William David Flackes, OBE (14 March 1921 – 1 August 1993), better known as W. D. Flackes or Billy Flackes, was an Ulster journalist, broadcaster and author. He was the BBC Northern Ireland Political Correspondent between 1964 and 1982.

Eric Waugh in The Independent, referring to Flackes' reporting of The Troubles, said "When it began to come to the boil - in 1966 - Flackes at once displayed before the network audience a notable talent for the simple exposition, balanced yet necessarily brief, of what was a highly complex community problem."

==Early life==

Flackes was born in 1921 in Burt, where he was raised, a village and district in the south of Inishowen in the north of County Donegal in the north-west of Ulster, the northern province in Ireland. Before his career in journalism, Billy Flackes worked in the timber business in Belfast and as a telephone installer in Derry.

==Career==

===Print journalism===

When he was 18, Billy Flackes ran a South Antrim weekly newspaper. During the Second World War he held staff jobs on various local newspapers in Northern Ireland. He worked for a number of local newspapers in the west of Ulster, including The Fermanagh News and The Derry Standard, before he joined the staff of The Ulster News Letter.
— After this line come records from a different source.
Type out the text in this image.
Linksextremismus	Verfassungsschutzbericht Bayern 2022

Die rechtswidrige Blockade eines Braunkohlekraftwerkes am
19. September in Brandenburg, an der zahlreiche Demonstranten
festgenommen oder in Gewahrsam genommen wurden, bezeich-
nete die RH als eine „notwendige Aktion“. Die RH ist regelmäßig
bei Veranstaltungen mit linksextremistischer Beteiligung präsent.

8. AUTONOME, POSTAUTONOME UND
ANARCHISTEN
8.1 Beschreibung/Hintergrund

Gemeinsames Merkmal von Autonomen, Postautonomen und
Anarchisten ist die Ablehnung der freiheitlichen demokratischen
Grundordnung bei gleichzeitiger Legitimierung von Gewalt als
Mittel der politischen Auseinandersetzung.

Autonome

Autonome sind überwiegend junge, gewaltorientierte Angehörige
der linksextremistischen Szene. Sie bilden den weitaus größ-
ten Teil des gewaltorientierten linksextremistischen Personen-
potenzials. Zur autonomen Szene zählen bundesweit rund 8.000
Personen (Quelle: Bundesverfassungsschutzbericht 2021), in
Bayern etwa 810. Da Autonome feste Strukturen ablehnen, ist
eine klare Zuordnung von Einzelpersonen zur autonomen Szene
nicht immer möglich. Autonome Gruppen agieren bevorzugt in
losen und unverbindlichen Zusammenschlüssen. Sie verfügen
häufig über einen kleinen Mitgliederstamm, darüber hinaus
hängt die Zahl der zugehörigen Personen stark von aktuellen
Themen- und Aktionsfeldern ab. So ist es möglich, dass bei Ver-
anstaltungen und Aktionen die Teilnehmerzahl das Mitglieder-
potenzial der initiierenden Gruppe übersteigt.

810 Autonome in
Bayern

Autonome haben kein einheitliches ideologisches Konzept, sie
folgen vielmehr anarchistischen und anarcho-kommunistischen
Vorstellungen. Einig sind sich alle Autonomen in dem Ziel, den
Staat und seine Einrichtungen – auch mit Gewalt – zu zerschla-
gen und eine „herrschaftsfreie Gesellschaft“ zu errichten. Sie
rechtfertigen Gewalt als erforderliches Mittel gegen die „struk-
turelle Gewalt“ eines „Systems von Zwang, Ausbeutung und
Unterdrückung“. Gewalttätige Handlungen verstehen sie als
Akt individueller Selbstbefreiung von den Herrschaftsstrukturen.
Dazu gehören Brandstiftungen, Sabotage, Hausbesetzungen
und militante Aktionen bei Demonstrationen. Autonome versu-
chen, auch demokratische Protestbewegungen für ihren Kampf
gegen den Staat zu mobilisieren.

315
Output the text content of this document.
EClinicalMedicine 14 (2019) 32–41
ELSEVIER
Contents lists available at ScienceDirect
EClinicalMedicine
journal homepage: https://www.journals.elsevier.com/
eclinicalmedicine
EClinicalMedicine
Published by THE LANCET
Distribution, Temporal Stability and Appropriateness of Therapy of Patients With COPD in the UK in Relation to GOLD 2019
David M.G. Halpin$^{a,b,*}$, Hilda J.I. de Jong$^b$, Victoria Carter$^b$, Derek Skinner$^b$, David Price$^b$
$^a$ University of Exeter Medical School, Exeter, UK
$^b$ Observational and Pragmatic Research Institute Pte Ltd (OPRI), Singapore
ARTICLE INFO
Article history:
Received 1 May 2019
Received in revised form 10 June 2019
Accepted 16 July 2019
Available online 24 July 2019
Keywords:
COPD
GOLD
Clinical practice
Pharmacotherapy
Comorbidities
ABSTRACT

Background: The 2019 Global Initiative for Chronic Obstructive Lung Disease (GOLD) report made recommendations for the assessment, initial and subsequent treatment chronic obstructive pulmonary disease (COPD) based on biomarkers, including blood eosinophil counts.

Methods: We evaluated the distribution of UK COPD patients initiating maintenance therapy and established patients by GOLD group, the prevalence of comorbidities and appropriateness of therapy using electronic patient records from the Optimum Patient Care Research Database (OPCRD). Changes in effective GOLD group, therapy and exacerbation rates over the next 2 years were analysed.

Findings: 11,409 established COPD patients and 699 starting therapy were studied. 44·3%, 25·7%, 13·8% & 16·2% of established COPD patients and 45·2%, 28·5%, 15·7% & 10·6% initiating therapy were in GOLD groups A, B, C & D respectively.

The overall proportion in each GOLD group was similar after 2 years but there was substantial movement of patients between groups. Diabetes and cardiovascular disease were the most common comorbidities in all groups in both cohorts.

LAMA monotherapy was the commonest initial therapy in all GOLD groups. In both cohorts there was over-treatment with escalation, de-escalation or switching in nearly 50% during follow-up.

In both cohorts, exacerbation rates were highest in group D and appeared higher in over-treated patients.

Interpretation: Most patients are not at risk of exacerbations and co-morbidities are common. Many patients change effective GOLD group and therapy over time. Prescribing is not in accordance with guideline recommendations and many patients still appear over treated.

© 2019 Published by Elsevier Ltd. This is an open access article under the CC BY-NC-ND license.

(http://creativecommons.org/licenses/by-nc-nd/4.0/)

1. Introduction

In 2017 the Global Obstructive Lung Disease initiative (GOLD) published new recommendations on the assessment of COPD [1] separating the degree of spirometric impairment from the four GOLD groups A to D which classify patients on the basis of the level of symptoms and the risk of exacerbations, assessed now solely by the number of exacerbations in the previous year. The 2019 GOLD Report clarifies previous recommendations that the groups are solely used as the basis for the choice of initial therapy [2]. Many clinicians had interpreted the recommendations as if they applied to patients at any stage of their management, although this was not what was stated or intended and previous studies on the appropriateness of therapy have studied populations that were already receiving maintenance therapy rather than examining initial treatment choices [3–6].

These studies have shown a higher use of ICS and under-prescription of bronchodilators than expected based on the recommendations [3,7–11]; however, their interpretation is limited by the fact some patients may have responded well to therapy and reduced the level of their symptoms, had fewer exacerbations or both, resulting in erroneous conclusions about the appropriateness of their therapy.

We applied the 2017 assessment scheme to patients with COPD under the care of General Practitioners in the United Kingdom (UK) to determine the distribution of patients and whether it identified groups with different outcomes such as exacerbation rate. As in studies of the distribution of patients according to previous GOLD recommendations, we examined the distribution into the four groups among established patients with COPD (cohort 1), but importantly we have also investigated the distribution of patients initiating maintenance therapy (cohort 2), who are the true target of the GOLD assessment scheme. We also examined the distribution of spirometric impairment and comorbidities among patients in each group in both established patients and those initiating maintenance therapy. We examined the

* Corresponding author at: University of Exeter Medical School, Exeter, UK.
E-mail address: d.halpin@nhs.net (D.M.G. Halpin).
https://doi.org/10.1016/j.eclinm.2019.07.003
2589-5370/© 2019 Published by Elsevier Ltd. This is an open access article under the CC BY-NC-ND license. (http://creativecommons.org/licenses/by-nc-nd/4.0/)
Between 1947 and 1957, he was a parliamentary reporter for the Press Association.

He joined The Belfast Telegraph in 1957, eventually becoming chief leader writer and news editor. He later wrote political commentary for Ulster Television (UTV) in Belfast.

===Television===
In the autumn of 1964, Billy Flackes became a political correspondent for the BBC in Belfast. Within a couple of years he would be reporting on the violent conflict involving Northern Ireland's republican and loyalist paramilitaries in what was later to become widely known as The Troubles, the primarily sectarian conflict in Northern Ireland with its historic roots in the constitutional status of Northern Ireland.

His East Donegal speaking style, characterised by the "staccato articulation" and clipped vowels common in Ulster, informed the audience as the Northern Irish crisis evolved over the next 16 years. Following his retirement from BBC Northern Ireland in 1982, he was nominated to the board of the Irish national broadcaster, RTÉ, in Dublin, serving until 1991.

==Personal life==
Flackes married Mary Dougan in 1950 and they had one daughter.
He was appointed as an OBE in 1981.

Following his death, he was buried in Lisburn in the south of County Antrim.

==Writing==

He wrote biographies of The 1st Viscount Brookeborough, the former Unionist Prime Minister of Northern Ireland, and Field Marshal The 1st Viscount Montgomery of Alamein, whose family also came from Inishowen. In 1980, he wrote Northern Ireland: A Political Directory.